Il club di viale Zagabria si è andato via via riempiendo e, dopo l’ottima apertura dei romani Big Mountain County (da tenere d’occhio), era già stracolmo quando la band dell’Ohio è salita in scena.

Ed è stato subito il delirio: in un momento storico in cui le chitarre vengono sempre messe in secondo piano, a favore di synth ed elettronica in genere, i Cloud Nothings ci fanno riassaporare il gusto del suono e ci mostrano cosa voglia dire sudare, sopra (e sotto) il palco.

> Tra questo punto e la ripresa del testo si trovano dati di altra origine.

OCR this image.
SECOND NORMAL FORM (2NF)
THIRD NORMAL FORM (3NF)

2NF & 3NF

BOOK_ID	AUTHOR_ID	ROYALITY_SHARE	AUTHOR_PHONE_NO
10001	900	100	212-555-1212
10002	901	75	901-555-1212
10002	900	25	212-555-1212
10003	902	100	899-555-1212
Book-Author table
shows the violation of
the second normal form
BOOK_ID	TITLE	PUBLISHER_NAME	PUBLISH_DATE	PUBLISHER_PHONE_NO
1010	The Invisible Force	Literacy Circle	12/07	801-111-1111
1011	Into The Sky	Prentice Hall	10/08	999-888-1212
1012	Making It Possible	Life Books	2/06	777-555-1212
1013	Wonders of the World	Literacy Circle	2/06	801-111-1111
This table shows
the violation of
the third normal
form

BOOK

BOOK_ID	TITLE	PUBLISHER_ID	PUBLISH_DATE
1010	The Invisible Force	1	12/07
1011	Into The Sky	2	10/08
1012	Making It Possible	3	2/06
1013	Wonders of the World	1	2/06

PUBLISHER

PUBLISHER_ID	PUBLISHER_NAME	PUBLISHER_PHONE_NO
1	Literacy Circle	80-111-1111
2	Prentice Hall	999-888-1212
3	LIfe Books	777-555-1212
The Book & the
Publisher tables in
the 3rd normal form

Da “Leave him now” a “The Echo of the World”, tratti dall’ottimo “Last Building Burning”, fino a “Now hear in” e “Stay useless” si crea un’empatia straordinaria tra il pubblico e la band, in un crescendo di suono, un vero e proprio muro di chitarre sapientemente miscelate con l’aiuto della batteria di Jayson Gerycz, una drum-machine umana pronta a pestare su qualsiasi cosa, accelerando e rallentando a piacimento.

In tutto questo clima ovviamente l’esaltazione sotto il palco è diventata via via più palpabile, tra pogo selvaggio e perfino stage diving e crowd surfing, in un’estasi collettiva che ha raggiunto il suo apice su “I’m not part of me”.

Dylan Baldi a guidare le danze sotto il suo cappellino da baseball e ad urlarci nelle orecchie tutta la sua frustrazione, ricevendola di rimando decuplicata dai cori del pubblico.

Chiunque abbia anche solo pensato per un secondo che sia finita l’epoca delle chitarre e dell’indie rock “fatto bene”, dopo aver visto un live dei Cloud Nothings non potrà che ricredersi.